Key findings of the report include:
Indian aviation is growing fast
- In 2010, 79 million people traveled to/from/or within India. By 2017 that doubled to 158 million. That number is expected to treble to 520 million by 2037.
Air transport makes a significant economic contribution to India
- Aviation in India supports 7.5 million jobs: 390,000 directly, 570,000 in the value chain, and 6.2 million in tourism.
- Aviation contributes some US$30 billion annually to India’s GDP.
India will be the third largest domestic market (behind the US and China)
- Domestic load factors are high, hitting a record 90% in February 2018.
- The 98 million domestic passenger trips in 2017 equal 7.3% of India’s population.
- After adjusting for inflation, average domestic fares fell by more than 70% since 2005.
- The number of domestic airport pairs is 700 (a 50% increase on 2015 levels).

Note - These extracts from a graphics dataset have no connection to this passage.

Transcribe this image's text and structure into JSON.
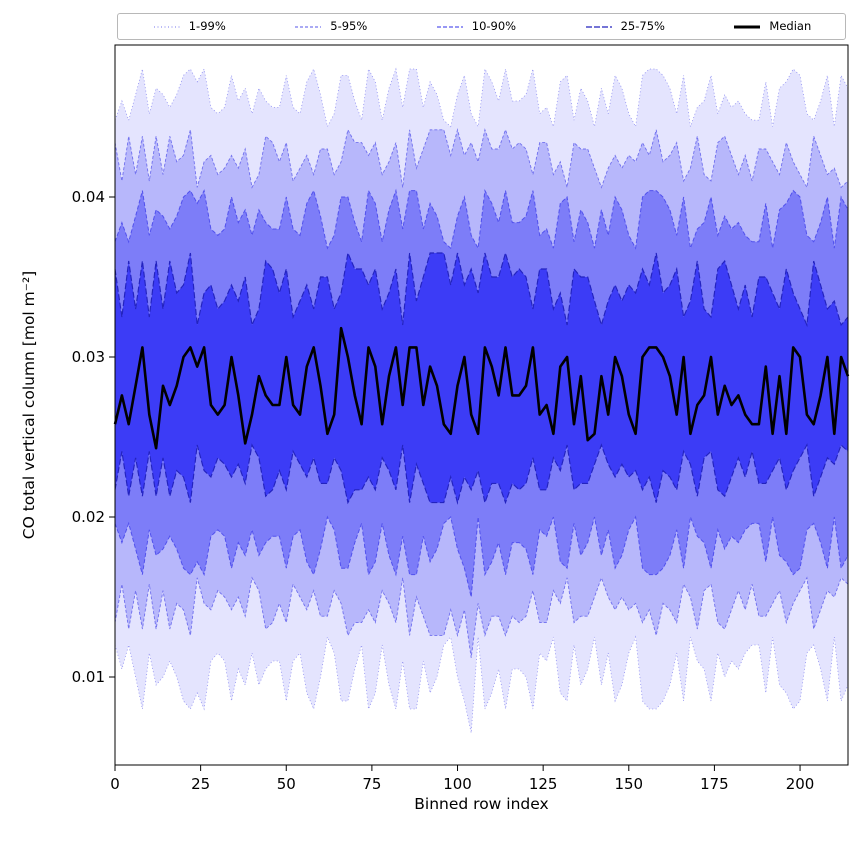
{
  "figure": {
    "background": "#ffffff"
  },
  "chart_data": {
    "type": "area",
    "title": "",
    "xlabel": "Binned row index",
    "ylabel": "CO total vertical column [mol m⁻²]",
    "legend_position": "top",
    "grid": false,
    "xlim": [
      0,
      214
    ],
    "ylim": [
      0.0045,
      0.0495
    ],
    "xticks": [
      0,
      25,
      50,
      75,
      100,
      125,
      150,
      175,
      200
    ],
    "yticks": [
      0.01,
      0.02,
      0.03,
      0.04
    ],
    "ytick_labels": [
      "0.01",
      "0.02",
      "0.03",
      "0.04"
    ],
    "x_start": 0,
    "x_step": 2,
    "scale": 0.0001,
    "median_style": {
      "label": "Median",
      "color": "#000000",
      "width": 2.6
    },
    "bands": [
      {
        "label": "1-99%",
        "lower": "p1",
        "upper": "p99",
        "fill": "rgba(75,75,245,0.15)",
        "edge": "rgba(110,110,235,0.75)",
        "edge_width": 0.8,
        "dash": "1,2.4",
        "legend_dash": "1,2.5"
      },
      {
        "label": "5-95%",
        "lower": "p5",
        "upper": "p95",
        "fill": "rgba(70,70,245,0.28)",
        "edge": "rgba(95,95,235,0.85)",
        "edge_width": 0.9,
        "dash": "3,2",
        "legend_dash": "3,2"
      },
      {
        "label": "10-90%",
        "lower": "p10",
        "upper": "p90",
        "fill": "rgba(55,55,245,0.45)",
        "edge": "rgba(75,75,235,0.92)",
        "edge_width": 1.0,
        "dash": "4,2.2",
        "legend_dash": "4,2"
      },
      {
        "label": "25-75%",
        "lower": "p25",
        "upper": "p75",
        "fill": "rgba(35,35,245,0.72)",
        "edge": "rgba(35,35,190,1)",
        "edge_width": 1.15,
        "dash": "6,2.5",
        "legend_dash": "6,2"
      }
    ],
    "series": {
      "median": [
        258,
        276,
        258,
        282,
        306,
        264,
        243,
        282,
        270,
        282,
        300,
        306,
        294,
        306,
        270,
        264,
        270,
        300,
        276,
        246,
        264,
        288,
        276,
        270,
        270,
        300,
        270,
        264,
        294,
        306,
        282,
        252,
        264,
        318,
        300,
        276,
        258,
        306,
        294,
        258,
        288,
        306,
        270,
        306,
        306,
        270,
        294,
        282,
        258,
        252,
        282,
        300,
        264,
        252,
        306,
        294,
        276,
        306,
        276,
        276,
        282,
        306,
        264,
        270,
        252,
        294,
        300,
        258,
        288,
        248,
        252,
        288,
        264,
        300,
        288,
        264,
        252,
        300,
        306,
        306,
        300,
        288,
        264,
        300,
        252,
        270,
        276,
        300,
        264,
        282,
        270,
        276,
        264,
        258,
        258,
        294,
        252,
        288,
        252,
        306,
        300,
        264,
        258,
        276,
        300,
        252,
        300,
        288
      ],
      "p75": [
        355,
        325,
        360,
        330,
        360,
        325,
        360,
        330,
        360,
        340,
        345,
        365,
        320,
        340,
        345,
        330,
        335,
        345,
        335,
        350,
        320,
        330,
        360,
        355,
        340,
        355,
        325,
        335,
        345,
        330,
        350,
        350,
        330,
        340,
        365,
        355,
        355,
        345,
        355,
        330,
        340,
        355,
        320,
        365,
        335,
        350,
        365,
        365,
        365,
        345,
        365,
        345,
        355,
        340,
        365,
        350,
        350,
        365,
        350,
        355,
        350,
        330,
        355,
        355,
        330,
        340,
        320,
        355,
        350,
        350,
        335,
        320,
        335,
        345,
        335,
        345,
        340,
        355,
        345,
        365,
        340,
        345,
        355,
        325,
        335,
        360,
        330,
        325,
        355,
        360,
        345,
        330,
        345,
        325,
        350,
        350,
        340,
        330,
        355,
        340,
        330,
        320,
        360,
        345,
        330,
        335,
        320,
        325
      ],
      "p90": [
        372,
        384,
        372,
        388,
        404,
        376,
        392,
        388,
        380,
        388,
        400,
        404,
        396,
        404,
        380,
        376,
        380,
        400,
        384,
        392,
        376,
        392,
        384,
        380,
        380,
        400,
        380,
        376,
        396,
        404,
        388,
        368,
        376,
        400,
        400,
        384,
        372,
        404,
        396,
        372,
        392,
        404,
        380,
        404,
        404,
        380,
        396,
        388,
        372,
        368,
        388,
        400,
        376,
        368,
        404,
        396,
        384,
        404,
        384,
        384,
        388,
        404,
        376,
        380,
        368,
        396,
        400,
        372,
        392,
        384,
        368,
        392,
        376,
        400,
        392,
        376,
        368,
        400,
        404,
        404,
        400,
        392,
        376,
        400,
        368,
        380,
        384,
        400,
        376,
        388,
        380,
        384,
        376,
        372,
        372,
        396,
        368,
        392,
        396,
        404,
        400,
        376,
        372,
        384,
        400,
        368,
        400,
        392
      ],
      "p95": [
        434,
        410,
        438,
        414,
        438,
        410,
        438,
        414,
        438,
        422,
        426,
        442,
        406,
        422,
        426,
        414,
        418,
        426,
        418,
        430,
        406,
        414,
        438,
        434,
        422,
        434,
        410,
        418,
        426,
        414,
        430,
        430,
        414,
        422,
        442,
        434,
        434,
        426,
        434,
        414,
        422,
        434,
        406,
        442,
        418,
        430,
        442,
        442,
        442,
        426,
        442,
        426,
        434,
        422,
        442,
        430,
        430,
        442,
        430,
        434,
        430,
        414,
        434,
        434,
        414,
        422,
        406,
        434,
        430,
        430,
        418,
        406,
        418,
        426,
        418,
        426,
        422,
        434,
        426,
        442,
        422,
        426,
        434,
        410,
        418,
        438,
        414,
        410,
        434,
        438,
        426,
        414,
        426,
        410,
        430,
        430,
        422,
        414,
        434,
        422,
        414,
        406,
        438,
        426,
        414,
        418,
        406,
        410
      ],
      "p99": [
        448,
        460,
        448,
        464,
        480,
        452,
        468,
        464,
        456,
        464,
        476,
        480,
        472,
        480,
        456,
        452,
        456,
        476,
        460,
        468,
        452,
        468,
        460,
        456,
        456,
        476,
        456,
        452,
        472,
        480,
        464,
        444,
        452,
        476,
        476,
        460,
        448,
        480,
        472,
        448,
        468,
        480,
        456,
        480,
        480,
        456,
        472,
        464,
        448,
        444,
        464,
        476,
        452,
        444,
        480,
        472,
        460,
        480,
        460,
        460,
        464,
        480,
        452,
        456,
        444,
        472,
        476,
        448,
        468,
        460,
        444,
        468,
        452,
        476,
        468,
        452,
        444,
        476,
        480,
        480,
        476,
        468,
        452,
        476,
        444,
        456,
        460,
        476,
        452,
        464,
        456,
        460,
        452,
        448,
        448,
        472,
        444,
        468,
        472,
        480,
        476,
        452,
        448,
        460,
        476,
        444,
        476,
        468
      ],
      "p25": [
        217,
        241,
        213,
        237,
        213,
        241,
        213,
        237,
        213,
        229,
        225,
        209,
        245,
        229,
        225,
        237,
        233,
        225,
        233,
        221,
        245,
        237,
        213,
        217,
        229,
        217,
        241,
        233,
        225,
        237,
        221,
        221,
        237,
        229,
        209,
        217,
        217,
        225,
        217,
        237,
        229,
        217,
        245,
        209,
        233,
        221,
        209,
        209,
        209,
        225,
        209,
        225,
        217,
        229,
        209,
        221,
        221,
        209,
        221,
        217,
        221,
        237,
        217,
        217,
        237,
        229,
        245,
        217,
        221,
        221,
        233,
        245,
        233,
        225,
        233,
        225,
        229,
        217,
        225,
        209,
        229,
        225,
        217,
        241,
        233,
        213,
        237,
        241,
        217,
        213,
        225,
        237,
        225,
        241,
        221,
        221,
        229,
        237,
        217,
        229,
        237,
        245,
        213,
        225,
        237,
        233,
        245,
        241
      ],
      "p10": [
        196,
        184,
        196,
        180,
        164,
        192,
        176,
        180,
        188,
        180,
        168,
        164,
        172,
        164,
        188,
        192,
        188,
        168,
        184,
        176,
        192,
        176,
        184,
        188,
        188,
        168,
        188,
        192,
        172,
        164,
        180,
        200,
        192,
        168,
        168,
        184,
        196,
        164,
        172,
        196,
        176,
        164,
        188,
        164,
        164,
        188,
        172,
        180,
        196,
        200,
        180,
        168,
        150,
        200,
        164,
        172,
        184,
        164,
        184,
        184,
        180,
        164,
        192,
        188,
        200,
        172,
        168,
        196,
        176,
        184,
        200,
        176,
        192,
        168,
        176,
        192,
        200,
        168,
        164,
        164,
        168,
        176,
        192,
        168,
        200,
        188,
        184,
        168,
        192,
        180,
        188,
        184,
        192,
        196,
        196,
        172,
        200,
        176,
        172,
        164,
        168,
        192,
        196,
        184,
        168,
        200,
        168,
        176
      ],
      "p5": [
        134,
        158,
        130,
        154,
        130,
        158,
        130,
        154,
        130,
        146,
        142,
        126,
        162,
        146,
        142,
        154,
        150,
        142,
        150,
        138,
        162,
        154,
        130,
        134,
        146,
        134,
        158,
        150,
        142,
        154,
        138,
        138,
        154,
        146,
        126,
        134,
        134,
        142,
        134,
        154,
        146,
        134,
        162,
        126,
        150,
        138,
        126,
        126,
        126,
        142,
        126,
        142,
        112,
        146,
        126,
        138,
        138,
        126,
        138,
        134,
        138,
        154,
        134,
        134,
        154,
        146,
        162,
        134,
        138,
        138,
        150,
        162,
        150,
        142,
        150,
        142,
        146,
        134,
        142,
        126,
        146,
        142,
        134,
        158,
        150,
        130,
        154,
        158,
        134,
        130,
        142,
        154,
        142,
        158,
        138,
        138,
        146,
        154,
        134,
        146,
        154,
        162,
        130,
        142,
        154,
        150,
        162,
        158
      ],
      "p1": [
        120,
        105,
        120,
        100,
        80,
        115,
        95,
        100,
        110,
        100,
        85,
        80,
        90,
        80,
        110,
        115,
        110,
        85,
        105,
        95,
        115,
        95,
        105,
        110,
        110,
        85,
        110,
        115,
        90,
        80,
        100,
        125,
        115,
        85,
        85,
        105,
        120,
        80,
        90,
        120,
        95,
        80,
        110,
        80,
        80,
        110,
        90,
        100,
        120,
        125,
        100,
        85,
        65,
        125,
        80,
        90,
        105,
        80,
        105,
        105,
        100,
        80,
        115,
        110,
        125,
        90,
        85,
        120,
        95,
        105,
        125,
        95,
        115,
        85,
        95,
        115,
        125,
        85,
        80,
        80,
        85,
        95,
        115,
        85,
        125,
        110,
        105,
        85,
        115,
        100,
        110,
        105,
        115,
        120,
        120,
        90,
        125,
        95,
        90,
        80,
        85,
        115,
        120,
        105,
        85,
        125,
        85,
        95
      ]
    }
  }
}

- Low cost carriers account for about 70% of domestic seats.
India’s international market is growing more slowly than domestic
- In 2017 there were about 60 million international journeys to/from India.
- Low cost operators account for about 25% of international capacity.
- India is directly linked to 304 international destinations, up from 230 in 2008.
- About 41% of India’s direct international connectivity is to the Middle East—much of it to super-connector hubs of UAE and Qatar.
The Indian outbound air cargo market topped 1 million tonnes in 2017 (+16.9% on 2016)
- UAE is India’s largest cargo market (30%); Ethiopia is the fastest growing of the main markets (+114% on 2016).
- Delhi and Mumbai are India’s largest cargo hubs; Mumbai and Chennai are the fastest growing (+18.1% and +17.2% respectively).